In conjunction with the above described reciprocating motion, it is noted that on a line F passing the centers of the locking projection 17 and the insertion hole 29 in the base plate 23, the distance P3 over which the front end point A of the mounting plate 13 is driven to reciprocate can be made twofold the distance P4 over which the center of the bearing 20 is driven to reciprocate, by equalizing the distance P1 of from the lengthwise directional front end point A of the mounting plate 13 to the center of the insertion hole 29 with the distance P2 of from the center of the insertion hole 29 to the center of the locking projection 17 which serves as a pivotal point, so that the surface area of reach of the mounting plate 13 for sanding operation can be increase. The speed of reciprocation of the front end point A of the mounting plate 13 is also increased to two times as high as that of the center of the bearing 20, and accordingly improved operating efficiency is obtained. In this case, the trajectory of the front end point A of the mounting plate 13 is of a generally ellipsoidal configuration, in which the major axis is perpendicular to the longitudinal direction of the mounting plate 13, as shown by a two dot chain line B in Fig. 5.
In the present embodiment, the mounting plate 13 is driven to reciprocate, but as Fig. 4 shows, if an obstacle 30 projecting from the surface being sanded is present on one side of the mounting plate 13, the reciprocating movement of the mounting plate 13 in a direction perpendicular to the longitudinal direction thereof is limited at a location adjacent the lengthwise directional front end A of the mounting plate 13. Accordingly, the reciprocating movement of the mounting plate 13 at a location adjacent its front end A is of a generally ellipsoidal pattern such that the major axis of the ellipsoid extends along the longitudinal direction of the mounting plate 13, as shown by a two dot chain line B in Fig. 4.
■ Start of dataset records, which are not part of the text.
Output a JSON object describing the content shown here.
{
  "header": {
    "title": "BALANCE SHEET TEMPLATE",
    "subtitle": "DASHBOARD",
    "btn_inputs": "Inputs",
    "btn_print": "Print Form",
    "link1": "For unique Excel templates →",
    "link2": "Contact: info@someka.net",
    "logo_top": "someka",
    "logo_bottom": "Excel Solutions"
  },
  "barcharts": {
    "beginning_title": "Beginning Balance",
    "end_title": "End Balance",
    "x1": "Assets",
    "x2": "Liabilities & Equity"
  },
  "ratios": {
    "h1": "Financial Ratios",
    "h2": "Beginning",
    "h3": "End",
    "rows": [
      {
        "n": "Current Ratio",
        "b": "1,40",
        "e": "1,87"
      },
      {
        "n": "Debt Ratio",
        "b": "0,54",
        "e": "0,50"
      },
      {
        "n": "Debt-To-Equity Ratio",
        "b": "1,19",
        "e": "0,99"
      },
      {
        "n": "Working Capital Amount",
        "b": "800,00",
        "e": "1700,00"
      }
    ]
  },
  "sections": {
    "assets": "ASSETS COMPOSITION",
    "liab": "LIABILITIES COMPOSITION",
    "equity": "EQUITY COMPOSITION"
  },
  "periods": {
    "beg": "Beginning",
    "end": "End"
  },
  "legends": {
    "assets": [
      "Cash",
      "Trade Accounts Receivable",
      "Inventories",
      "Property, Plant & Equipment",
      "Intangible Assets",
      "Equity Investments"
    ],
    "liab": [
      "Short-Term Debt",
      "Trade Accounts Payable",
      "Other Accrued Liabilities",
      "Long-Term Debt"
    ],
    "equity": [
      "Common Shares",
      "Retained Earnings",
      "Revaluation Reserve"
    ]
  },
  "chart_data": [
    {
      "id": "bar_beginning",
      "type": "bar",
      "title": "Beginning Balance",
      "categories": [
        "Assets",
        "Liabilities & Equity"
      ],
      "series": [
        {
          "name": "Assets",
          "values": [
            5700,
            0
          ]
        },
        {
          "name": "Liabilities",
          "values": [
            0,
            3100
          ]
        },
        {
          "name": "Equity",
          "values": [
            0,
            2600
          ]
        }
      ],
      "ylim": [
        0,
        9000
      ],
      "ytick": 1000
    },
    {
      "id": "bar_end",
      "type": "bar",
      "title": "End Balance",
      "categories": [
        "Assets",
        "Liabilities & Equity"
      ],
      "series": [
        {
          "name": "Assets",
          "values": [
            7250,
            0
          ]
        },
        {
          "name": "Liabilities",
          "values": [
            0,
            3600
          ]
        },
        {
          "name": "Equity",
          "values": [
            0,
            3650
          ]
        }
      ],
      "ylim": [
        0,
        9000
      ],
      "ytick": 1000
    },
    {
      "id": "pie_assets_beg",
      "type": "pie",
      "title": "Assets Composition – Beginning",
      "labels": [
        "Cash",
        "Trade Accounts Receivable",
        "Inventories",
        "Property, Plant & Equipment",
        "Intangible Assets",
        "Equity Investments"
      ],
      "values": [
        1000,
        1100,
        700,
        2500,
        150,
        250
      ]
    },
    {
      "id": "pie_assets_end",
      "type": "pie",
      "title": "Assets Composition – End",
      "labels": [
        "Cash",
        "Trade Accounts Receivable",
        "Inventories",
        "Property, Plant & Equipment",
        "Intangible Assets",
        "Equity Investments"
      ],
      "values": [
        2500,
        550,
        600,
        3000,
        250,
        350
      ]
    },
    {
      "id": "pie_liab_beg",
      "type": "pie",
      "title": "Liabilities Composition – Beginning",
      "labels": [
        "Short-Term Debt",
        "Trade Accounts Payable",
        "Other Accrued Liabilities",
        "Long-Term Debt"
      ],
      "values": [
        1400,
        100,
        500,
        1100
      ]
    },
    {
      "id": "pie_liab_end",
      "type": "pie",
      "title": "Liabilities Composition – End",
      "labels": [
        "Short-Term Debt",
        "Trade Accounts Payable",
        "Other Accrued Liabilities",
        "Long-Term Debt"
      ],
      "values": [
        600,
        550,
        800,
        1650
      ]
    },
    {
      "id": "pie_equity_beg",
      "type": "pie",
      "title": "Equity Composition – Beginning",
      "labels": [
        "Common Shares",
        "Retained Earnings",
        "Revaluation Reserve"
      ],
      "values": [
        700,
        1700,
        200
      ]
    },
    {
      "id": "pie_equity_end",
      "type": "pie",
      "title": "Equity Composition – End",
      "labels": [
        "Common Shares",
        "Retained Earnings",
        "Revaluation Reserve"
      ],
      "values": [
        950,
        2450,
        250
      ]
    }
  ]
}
The manner of operation in this case will be explained. As Fig. 4 shows, if one side of the mounting plate 13 abuts an unremovable obstacle 30 in the course of sanding operation with respect to a surface to be sanded, any further reciprocating movement of the mounting plate 13 in a direction perpendicular to the longitudinal direction of thereof is prevented. Although the movement toward the obstacle 30 of the mounting plate 13 at its lengthwise directional end is prevented, the end of the mounting plate 13 is pivotally displaced at contact point G and on the side at which the locking projection 17 is fixed to the mounting plate 13, in a direction away from the obstacle 30. This displacement in a direction away from the obstacle 30 is possible because there is provided a play between the locking projection 17 and the locking hole 16. Further, the fact that the locking projection 17 is made of resilient material permits a greater degree of displacement away from the obstacle 30 than the play permits, through the deformation of the locking projection 17. Accordingly, as shown by a two dot chain line C in Fig. 5, the trajectory of the longitudinal directional front end A of the mounting plate 13 is of such pattern of reciprocating movement as is oriented in the longitudinal directions of the mounting plate 13 while lateral directional movement is prevented, as compared with the primary trajectory of the sanding apparatus 10 in the present embodiment (as shown by the two dot chain line B in Fig. 5). Therefore, the surface to be sanded can be satisfactorily sanded even in the vicinity of the base end portion of the obstacle 30.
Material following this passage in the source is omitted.